Moreover, we present the top diagnoses groups with high weights in patients hospitalized for different primary causes. Table III shows the top diagnosis groups with high weights in patients admitted for osteoarthritis, septicemia (except in labor), acute myocardial infarction, congestive heart failure (nonhypertensive), and diabetes mellitus with complications, respectively. Accordingly, we observe that the most important diagnoses for hospitalization risk prediction in population admitted for osteoarthritis are musculoskeletal diseases such as connective tissue disease, joint disorders, and spondylosis. However, the diagnoses with highest weights in the patients admitted for septicemia are chronic diseases including essential hypertension, diabetes, disorders of lipid metabolism, and respiratory disease. The top diagnoses have many overlaps between the populations admitted for acute myocardial infarction and for congestive heart failure, considering both populations are admitted for heart diseases. Here, the overlapped diagnosis groups include coronary atherosclerosis and other heart diseases and lower respiratory diseases. As for patients admitted for diabetes with complications, the top diagnoses are diabetes with or without complications, nutritional, endocrine, metabolic disorders, and fluid and electrolyte disorders. In general, the learned feature importance is consistent with medical literature.

Vi Discussion

Our proposed framework is applied to the prediction of hospitalization using real EHR data that demonstrates its prediction accuracy and interpretability. This work could be further enhanced by incorporating the follow-up information on the negative patient population and investigate if it indeed shows an improved health outcome or the patient is hospitalized elsewhere. Patient2Vec employs a hierarchical attention mechanism, allowing us to directly interpret the weights of clinical events. In future work, we will extend the attention to incorporate demographic information for a more comprehensive and automatic interpretation.

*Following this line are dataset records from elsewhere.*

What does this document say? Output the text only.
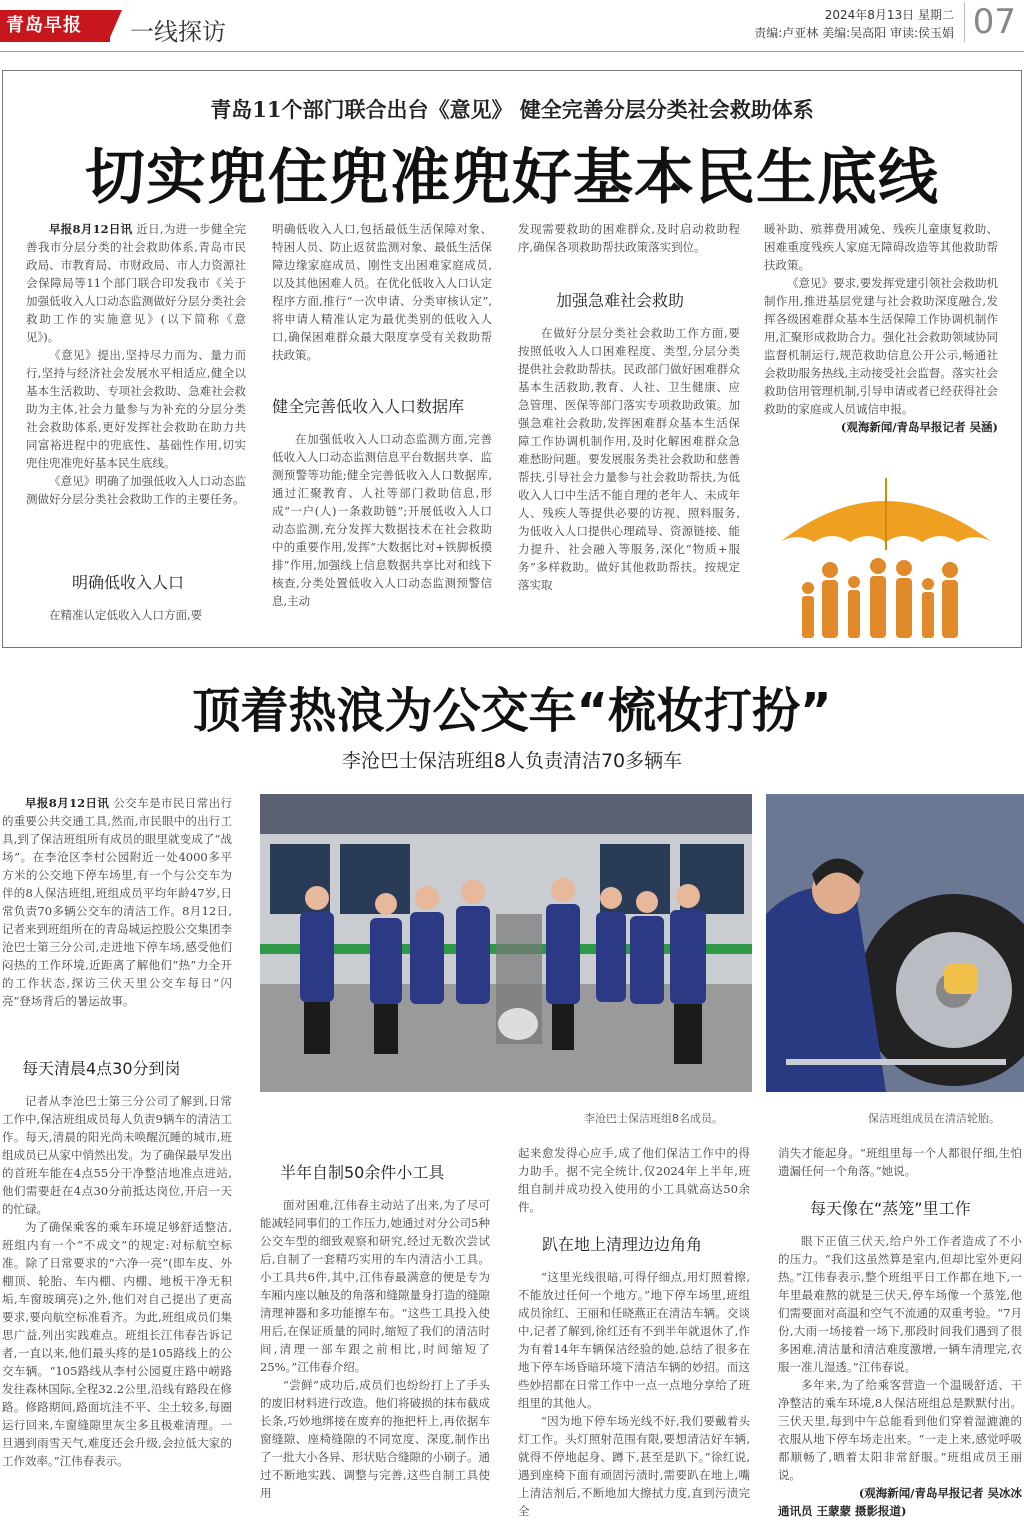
青岛早报	一线探访
2024年8月13日 星期二
责编:卢亚林 美编:吴高阳 审读:侯玉娟 07
青岛11个部门联合出台《意见》 健全完善分层分类社会救助体系
切实兜住兜准兜好基本民生底线

早报8月12日讯 近日,为进一步健全完善我市分层分类的社会救助体系,青岛市民政局、市教育局、市财政局、市人力资源社会保障局等11个部门联合印发我市《关于加强低收入人口动态监测做好分层分类社会救助工作的实施意见》(以下简称《意见》)。

《意见》提出,坚持尽力而为、量力而行,坚持与经济社会发展水平相适应,健全以基本生活救助、专项社会救助、急难社会救助为主体,社会力量参与为补充的分层分类社会救助体系,更好发挥社会救助在助力共同富裕进程中的兜底性、基础性作用,切实兜住兜准兜好基本民生底线。

《意见》明确了加强低收入人口动态监测做好分层分类社会救助工作的主要任务。

明确低收入人口

在精准认定低收入人口方面,要

明确低收入人口,包括最低生活保障对象、特困人员、防止返贫监测对象、最低生活保障边缘家庭成员、刚性支出困难家庭成员,以及其他困难人员。在优化低收入人口认定程序方面,推行“一次申请、分类审核认定”,将申请人精准认定为最优类别的低收入人口,确保困难群众最大限度享受有关救助帮扶政策。

健全完善低收入人口数据库

在加强低收入人口动态监测方面,完善低收入人口动态监测信息平台数据共享、监测预警等功能;健全完善低收入人口数据库,通过汇聚教育、人社等部门救助信息,形成“一户(人)一条救助链”;开展低收入人口动态监测,充分发挥大数据技术在社会救助中的重要作用,发挥“大数据比对+铁脚板摸排”作用,加强线上信息数据共享比对和线下核查,分类处置低收入人口动态监测预警信息,主动

发现需要救助的困难群众,及时启动救助程序,确保各项救助帮扶政策落实到位。

加强急难社会救助

在做好分层分类社会救助工作方面,要按照低收入人口困难程度、类型,分层分类提供社会救助帮扶。民政部门做好困难群众基本生活救助,教育、人社、卫生健康、应急管理、医保等部门落实专项救助政策。加强急难社会救助,发挥困难群众基本生活保障工作协调机制作用,及时化解困难群众急难愁盼问题。要发展服务类社会救助和慈善帮扶,引导社会力量参与社会救助帮扶,为低收入人口中生活不能自理的老年人、未成年人、残疾人等提供必要的访视、照料服务,为低收入人口提供心理疏导、资源链接、能力提升、社会融入等服务,深化“物质+服务”多样救助。做好其他救助帮扶。按规定落实取

暖补助、殡葬费用减免、残疾儿童康复救助、困难重度残疾人家庭无障碍改造等其他救助帮扶政策。

《意见》要求,要发挥党建引领社会救助机制作用,推进基层党建与社会救助深度融合,发挥各级困难群众基本生活保障工作协调机制作用,汇聚形成救助合力。强化社会救助领域协同监督机制运行,规范救助信息公开公示,畅通社会救助服务热线,主动接受社会监督。落实社会救助信用管理机制,引导申请或者已经获得社会救助的家庭或人员诚信申报。

(观海新闻/青岛早报记者 吴涵)

顶着热浪为公交车“梳妆打扮”
李沧巴士保洁班组8人负责清洁70多辆车

早报8月12日讯 公交车是市民日常出行的重要公共交通工具,然而,市民眼中的出行工具,到了保洁班组所有成员的眼里就变成了“战场”。在李沧区李村公园附近一处4000多平方米的公交地下停车场里,有一个与公交车为伴的8人保洁班组,班组成员平均年龄47岁,日常负责70多辆公交车的清洁工作。8月12日,记者来到班组所在的青岛城运控股公交集团李沧巴士第三分公司,走进地下停车场,感受他们闷热的工作环境,近距离了解他们“热”力全开的工作状态,探访三伏天里公交车每日“闪亮”登场背后的暑运故事。

每天清晨4点30分到岗

记者从李沧巴士第三分公司了解到,日常工作中,保洁班组成员每人负责9辆车的清洁工作。每天,清晨的阳光尚未唤醒沉睡的城市,班组成员已从家中悄然出发。为了确保最早发出的首班车能在4点55分干净整洁地准点进站,他们需要赶在4点30分前抵达岗位,开启一天的忙碌。

为了确保乘客的乘车环境足够舒适整洁,班组内有一个“不成文”的规定:对标航空标准。除了日常要求的“六净一亮”(即车皮、外棚顶、轮胎、车内棚、内棚、地板干净无积垢,车窗玻璃亮)之外,他们对自己提出了更高要求,要向航空标准看齐。为此,班组成员们集思广益,列出实践难点。班组长江伟春告诉记者,一直以来,他们最头疼的是105路线上的公交车辆。“105路线从李村公园夏庄路中崂路发往森林国际,全程32.2公里,沿线有路段在修路。修路期间,路面坑洼不平、尘土较多,每圈运行回来,车窗缝隙里灰尘多且极难清理。一旦遇到雨雪天气,难度还会升级,会拉低大家的工作效率。”江伟春表示。

李沧巴士保洁班组8名成员。	保洁班组成员在清洁轮胎。
半年自制50余件小工具

面对困难,江伟春主动站了出来,为了尽可能减轻同事们的工作压力,她通过对分公司5种公交车型的细致观察和研究,经过无数次尝试后,自制了一套精巧实用的车内清洁小工具。小工具共6件,其中,江伟春最满意的便是专为车厢内座以触及的角落和缝隙量身打造的缝隙清理神器和多功能擦车布。“这些工具投入使用后,在保证质量的同时,缩短了我们的清洁时间,清理一部车跟之前相比,时间缩短了25%。”江伟春介绍。

“尝鲜”成功后,成员们也纷纷打上了手头的废旧材料进行改造。他们将破损的抹布截成长条,巧妙地绑接在废弃的拖把杆上,再依据车窗缝隙、座椅缝隙的不同宽度、深度,制作出了一批大小各异、形状贴合缝隙的小刷子。通过不断地实践、调整与完善,这些自制工具使用

起来愈发得心应手,成了他们保洁工作中的得力助手。据不完全统计,仅2024年上半年,班组自制并成功投入使用的小工具就高达50余件。

趴在地上清理边边角角

“这里光线很暗,可得仔细点,用灯照着擦,不能放过任何一个地方。”地下停车场里,班组成员徐红、王丽和任晓燕正在清洁车辆。交谈中,记者了解到,徐红还有不到半年就退休了,作为有着14年车辆保洁经验的她,总结了很多在地下停车场昏暗环境下清洁车辆的妙招。而这些妙招都在日常工作中一点一点地分享给了班组里的其他人。

“因为地下停车场光线不好,我们要戴着头灯工作。头灯照射范围有限,要想清洁好车辆,就得不停地起身、蹲下,甚至是趴下。”徐红说,遇到座椅下面有顽固污渍时,需要趴在地上,嘴上清洁剂后,不断地加大擦拭力度,直到污渍完全

消失才能起身。“班组里每一个人都很仔细,生怕遗漏任何一个角落。”她说。

每天像在“蒸笼”里工作

眼下正值三伏天,给户外工作者造成了不小的压力。“我们这虽然算是室内,但却比室外更闷热。”江伟春表示,整个班组平日工作都在地下,一年里最难熬的就是三伏天,停车场像一个蒸笼,他们需要面对高温和空气不流通的双重考验。“7月份,大雨一场接着一场下,那段时间我们遇到了很多困难,清洁量和清洁难度激增,一辆车清理完,衣服一准儿湿透。”江伟春说。

多年来,为了给乘客营造一个温暖舒适、干净整洁的乘车环境,8人保洁班组总是默默付出。三伏天里,每到中午总能看到他们穿着湿漉漉的衣服从地下停车场走出来。“一走上来,感觉呼吸都顺畅了,晒着太阳非常舒服。”班组成员王丽说。

(观海新闻/青岛早报记者 吴冰冰

通讯员 王蒙蒙 摄影报道)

Although we apply Patient2Vec to the early detection of long-term hospitalization, i.e., at least 6 months after the previous hospitalization, it could be used to predict the risk of 30-day readmission to help prevent unnecessary rehospitalizations.

Vii Conclusion

In this paper, we propose a representation learning framework, Patient2Vec, to learn a personalized interpretable deep representation of EHR data based on recurrent neural networks and the attention mechanism. This work improves the performance of predictive models as well as deepens the understanding of disease correlations. We apply this framework to the risk prediction of hospitalization using patients’ longitudinal EHR data. The experimental results demonstrate that the proposed Patient2Vec representation is capable of achieving a more accurate prediction than baselines approaches. Moreover, the learned feature importance in the representations are interpreted both at the individual and population levels to facilitate clinical insights.

In this work, the proposed Patient2Vec framework is evaluated with the risk prediction of all-cause hospitalization, but in the future could be applied to predict hospitalization in more specific populations, other health related prediction problems, or domains outside of health.